Des industriels qui vont donc devoir s’engager sur une meilleure disponibilité et une meilleure coopération avec les équipes du ministère. Ces derniers pourraient alors espérer des contrats plus lucratifs sur le long terme. Le budget dédié au MCO de défense augmentera de 8% à 4,2 milliards d’euros pour 2019. « Les autorisations d’engagements budgétaires ont été mises en place pour permettre les contrats de longue durée. » a précisé la Ministre des Armées.

Une dimension européenne essentielle

La volonté politique d’avancer vers une industrie de défense européenne et les derniers rapprochements opérés entre Les chantiers de l’Atlantique et Fincantieri, ou Nexter et Krauss-Maffei Wegmann, obligent les parties à définir une stratégie commune de gestion des risques et à partager des informations classées secret-défense et/ou relevant du secret industriel.

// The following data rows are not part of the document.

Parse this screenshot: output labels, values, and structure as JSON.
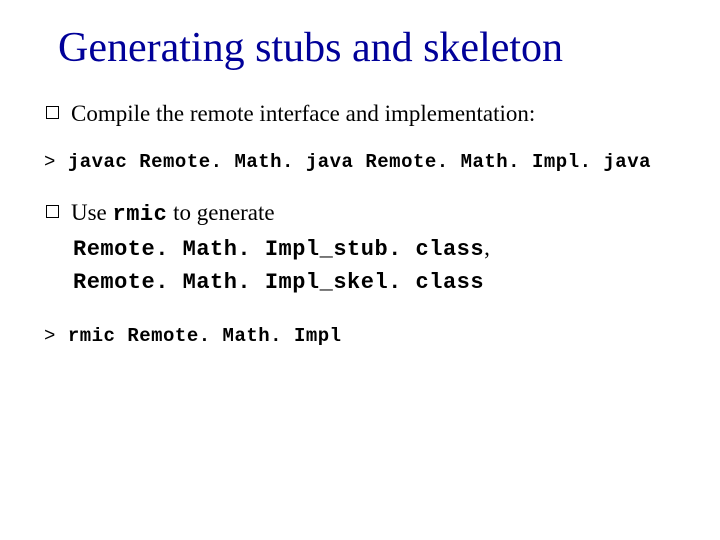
{
  "title": "Generating stubs and skeleton",
  "bullets": {
    "b1_text": "Compile the remote interface and implementation:",
    "b2_prefix": "Use ",
    "b2_cmd": "rmic",
    "b2_suffix": " to generate",
    "b2_line2": "Remote. Math. Impl_stub. class",
    "b2_line2_comma": ",",
    "b2_line3": "Remote. Math. Impl_skel. class"
  },
  "commands": {
    "c1_prompt": "> ",
    "c1_cmd": "javac Remote. Math. java Remote. Math. Impl. java",
    "c2_prompt": "> ",
    "c2_cmd": "rmic Remote. Math. Impl"
  }
}
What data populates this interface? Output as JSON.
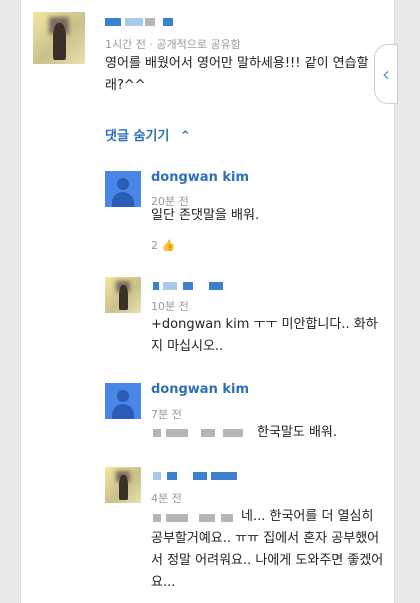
{
  "post": {
    "meta": "1시간 전 · 공개적으로 공유함",
    "text": "영어를 배웠어서 영어만 말하세용!!! 같이 연습할래?^^"
  },
  "comments_toggle": "댓글 숨기기",
  "comments": [
    {
      "author": "dongwan kim",
      "time": "20분 전",
      "text": "일단 존댓말을 배워.",
      "plus": "2"
    },
    {
      "author": "",
      "time": "10분 전",
      "text": "+dongwan kim ㅜㅜ 미안합니다.. 화하지 마십시오.."
    },
    {
      "author": "dongwan kim",
      "time": "7분 전",
      "text": "한국말도 배워."
    },
    {
      "author": "",
      "time": "4분 전",
      "text": "네... 한국어를 더 열심히 공부할거예요.. ㅠㅠ 집에서 혼자 공부했어서 정말 어려워요.. 나에게 도와주면 좋겠어요..."
    }
  ],
  "icons": {
    "side_tab": "chevron-left-icon",
    "toggle": "chevron-up-icon",
    "plus": "plus-one-icon"
  }
}
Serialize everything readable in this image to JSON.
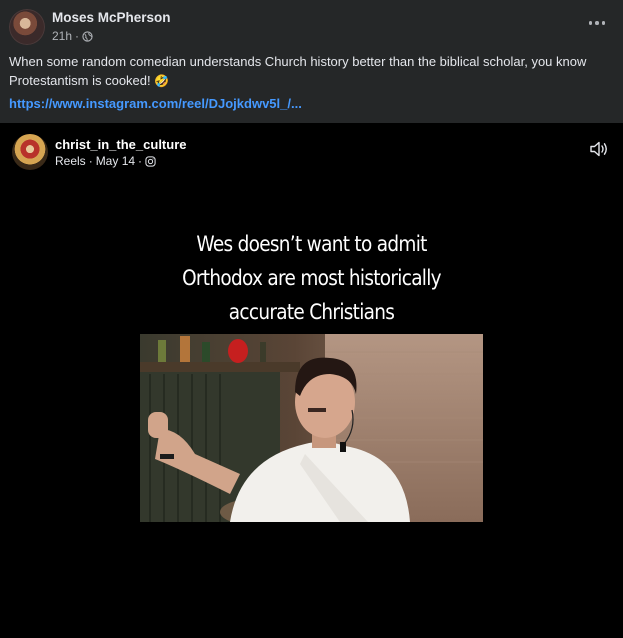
{
  "post": {
    "author": "Moses McPherson",
    "time": "21h",
    "text": "When some random comedian understands Church history better than the biblical scholar, you know Protestantism is cooked!",
    "emoji": "🤣",
    "link": "https://www.instagram.com/reel/DJojkdwv5l_/..."
  },
  "reel": {
    "account": "christ_in_the_culture",
    "type_label": "Reels",
    "date": "May 14",
    "caption_lines": [
      "Wes doesn’t want to admit",
      "Orthodox are most historically",
      "accurate Christians"
    ]
  },
  "icons": {
    "privacy": "globe-icon",
    "menu": "more-options-icon",
    "source": "instagram-icon",
    "audio": "speaker-icon"
  },
  "colors": {
    "background": "#252728",
    "link": "#4599ff",
    "reel_background": "#000000"
  }
}
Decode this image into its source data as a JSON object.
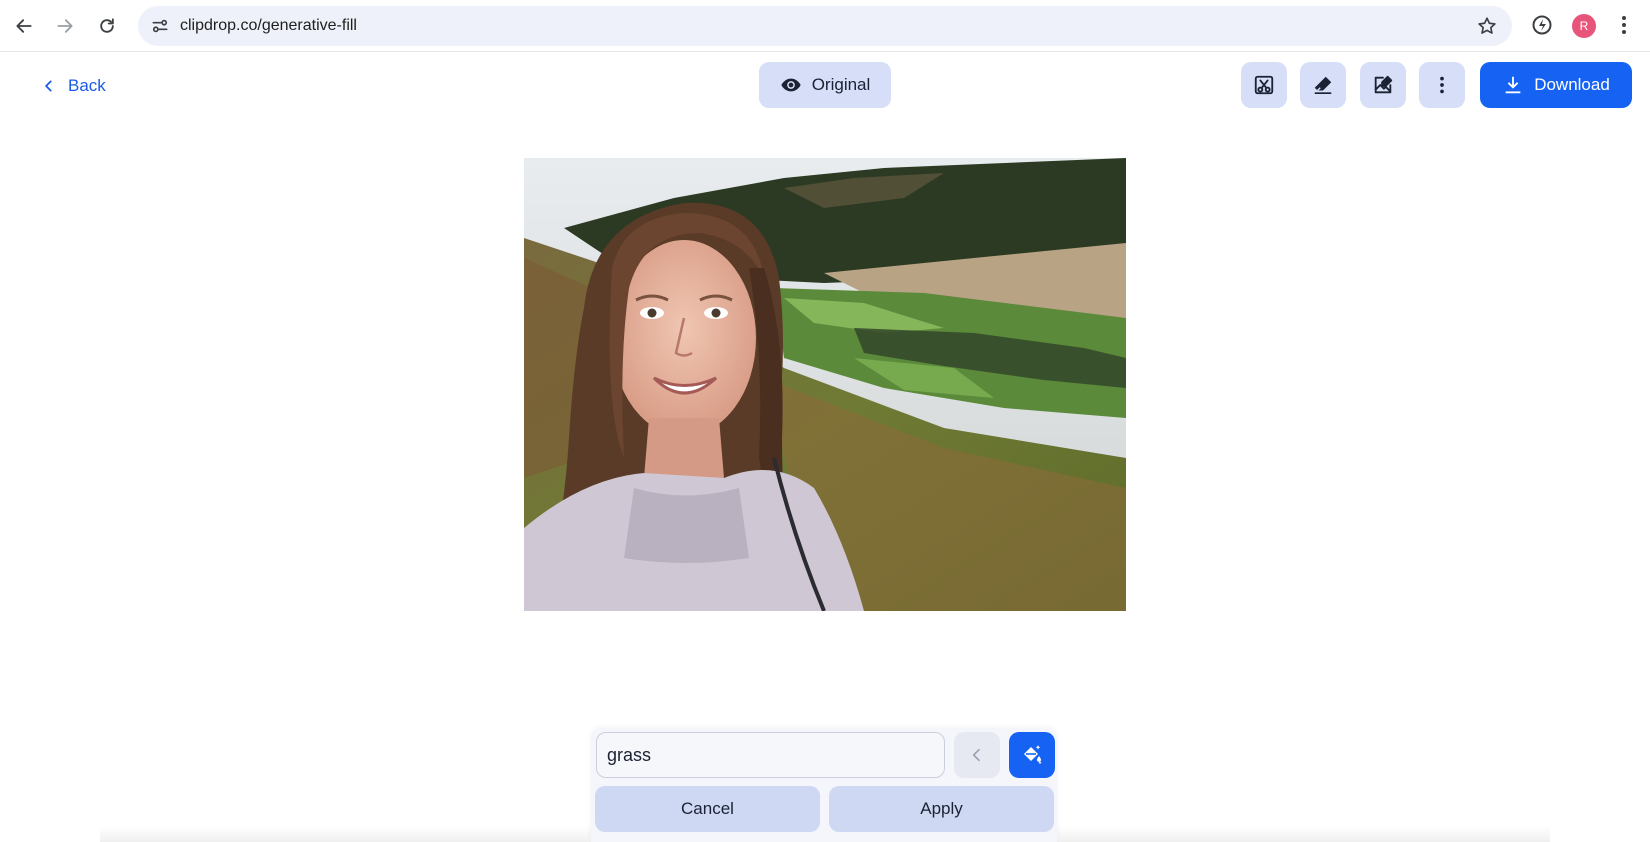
{
  "browser": {
    "url": "clipdrop.co/generative-fill",
    "avatar_initial": "R",
    "icons": {
      "back": "arrow-left-icon",
      "forward": "arrow-right-icon",
      "reload": "reload-icon",
      "site_info": "tune-icon",
      "bookmark": "star-icon",
      "extension": "extension-icon",
      "menu": "kebab-menu-icon"
    }
  },
  "header": {
    "back_label": "Back",
    "original_label": "Original",
    "tools": [
      "scissors-tool-icon",
      "eraser-tool-icon",
      "edit-image-icon",
      "more-options-icon"
    ],
    "download_label": "Download"
  },
  "image": {
    "description_icon": "photo"
  },
  "prompt": {
    "value": "grass",
    "cancel_label": "Cancel",
    "apply_label": "Apply"
  },
  "colors": {
    "accent": "#1663f3",
    "button_bg": "#d6def8",
    "link": "#1a5ae6"
  }
}
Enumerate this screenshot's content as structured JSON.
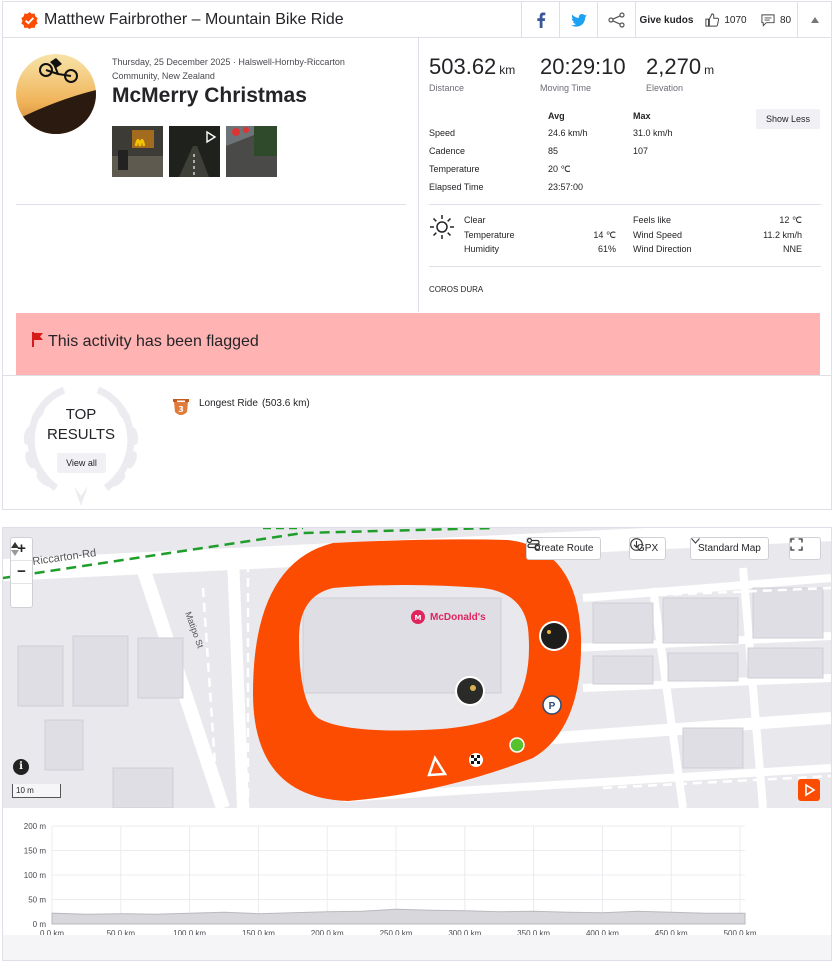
{
  "header": {
    "title": "Matthew Fairbrother – Mountain Bike Ride",
    "give_kudos": "Give kudos",
    "kudos_count": "1070",
    "comment_count": "80"
  },
  "activity": {
    "meta": "Thursday, 25 December 2025 · Halswell-Hornby-Riccarton Community, New Zealand",
    "name": "McMerry Christmas"
  },
  "stats": {
    "distance": {
      "value": "503.62",
      "unit": "km",
      "label": "Distance"
    },
    "moving_time": {
      "value": "20:29:10",
      "label": "Moving Time"
    },
    "elevation": {
      "value": "2,270",
      "unit": "m",
      "label": "Elevation"
    },
    "col_avg": "Avg",
    "col_max": "Max",
    "show_less": "Show Less",
    "rows": [
      {
        "label": "Speed",
        "avg": "24.6 km/h",
        "max": "31.0 km/h"
      },
      {
        "label": "Cadence",
        "avg": "85",
        "max": "107"
      },
      {
        "label": "Temperature",
        "avg": "20 ℃",
        "max": ""
      },
      {
        "label": "Elapsed Time",
        "avg": "23:57:00",
        "max": ""
      }
    ]
  },
  "weather": {
    "condition": "Clear",
    "temperature_label": "Temperature",
    "temperature": "14 ℃",
    "humidity_label": "Humidity",
    "humidity": "61%",
    "feels_like_label": "Feels like",
    "feels_like": "12 ℃",
    "wind_speed_label": "Wind Speed",
    "wind_speed": "11.2 km/h",
    "wind_dir_label": "Wind Direction",
    "wind_dir": "NNE"
  },
  "device": "COROS DURA",
  "flagged_text": "This activity has been flagged",
  "top_results": {
    "title_line1": "TOP",
    "title_line2": "RESULTS",
    "view_all": "View all",
    "achievement_rank": "3",
    "achievement": "Longest Ride",
    "achievement_value": "(503.6 km)"
  },
  "map": {
    "create_route": "Create Route",
    "gpx": "GPX",
    "map_type": "Standard Map",
    "road_1": "Riccarton-Rd",
    "road_2": "Matipo St",
    "poi": "McDonald's",
    "scale": "10 m",
    "info": "i",
    "route_color": "#fc4c02"
  },
  "chart_data": {
    "type": "area",
    "y_ticks": [
      "0 m",
      "50 m",
      "100 m",
      "150 m",
      "200 m"
    ],
    "x_ticks": [
      "0.0 km",
      "50.0 km",
      "100.0 km",
      "150.0 km",
      "200.0 km",
      "250.0 km",
      "300.0 km",
      "350.0 km",
      "400.0 km",
      "450.0 km",
      "500.0 km"
    ],
    "ylim": [
      0,
      200
    ],
    "xlim": [
      0,
      503.6
    ],
    "x": [
      0,
      25,
      50,
      75,
      100,
      125,
      150,
      175,
      200,
      225,
      250,
      275,
      300,
      325,
      350,
      375,
      400,
      425,
      450,
      475,
      503.6
    ],
    "values": [
      22,
      20,
      21,
      20,
      22,
      24,
      21,
      23,
      25,
      26,
      30,
      28,
      27,
      25,
      26,
      24,
      23,
      26,
      24,
      22,
      22
    ],
    "grid": true
  }
}
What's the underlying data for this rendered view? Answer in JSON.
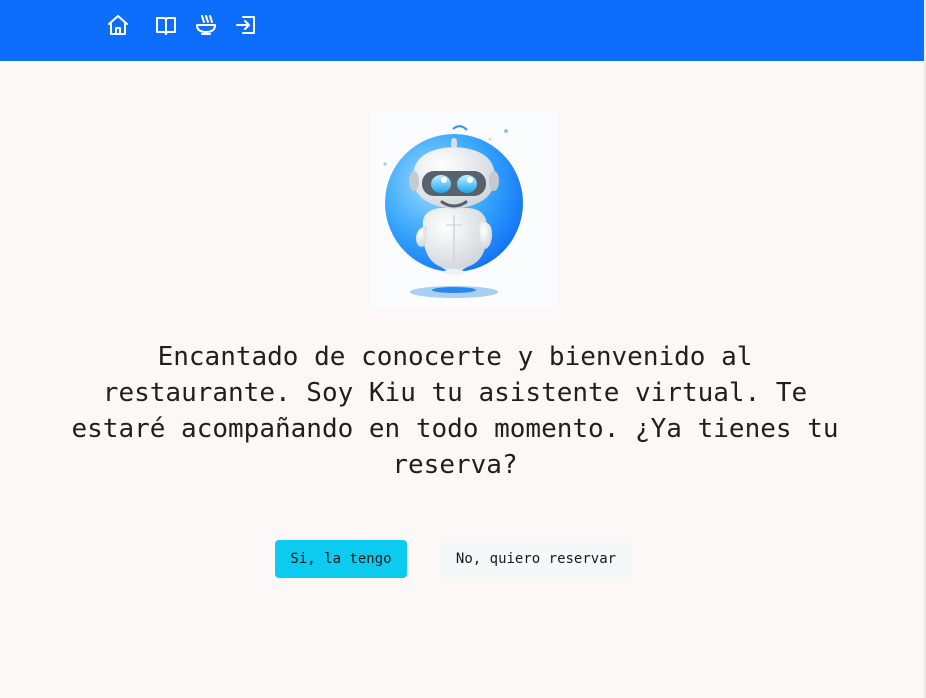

C’est pourquoi le choix du courtier en assurance doit faire l’objet d’une attention particulière de la part des dirigeants industriels. « En retour, la connaissance pointue des matériels militaires et des processus de production des industriels, permettent de mettre au point des stratégies assurantielles qui garantiront de véritables avantages compétitifs, dans la mesure où elles seront totalement adaptées aux caractéristiques du MCO et aux exigences de disponibilité opérationnelle du monde de la défense. » explique Frédéric Jousse.

Une dimension européenne qui implique des alliances stratégiques « Nous avons scellé des alliances fortes et exclusives avec de grands courtiers européens pour apporter une solution européenne à ces problèmes de transfert de risques bien souvent frappés d’enjeux stratégiques liés à la confidentialité. » A ce titre, la DGSE a attiré l’attention des industriels sur le fait que l’assurance est souvent source de « fuites » compte tenu de la nature fine des informations transmises lors des analyses des risques et des processus industriels.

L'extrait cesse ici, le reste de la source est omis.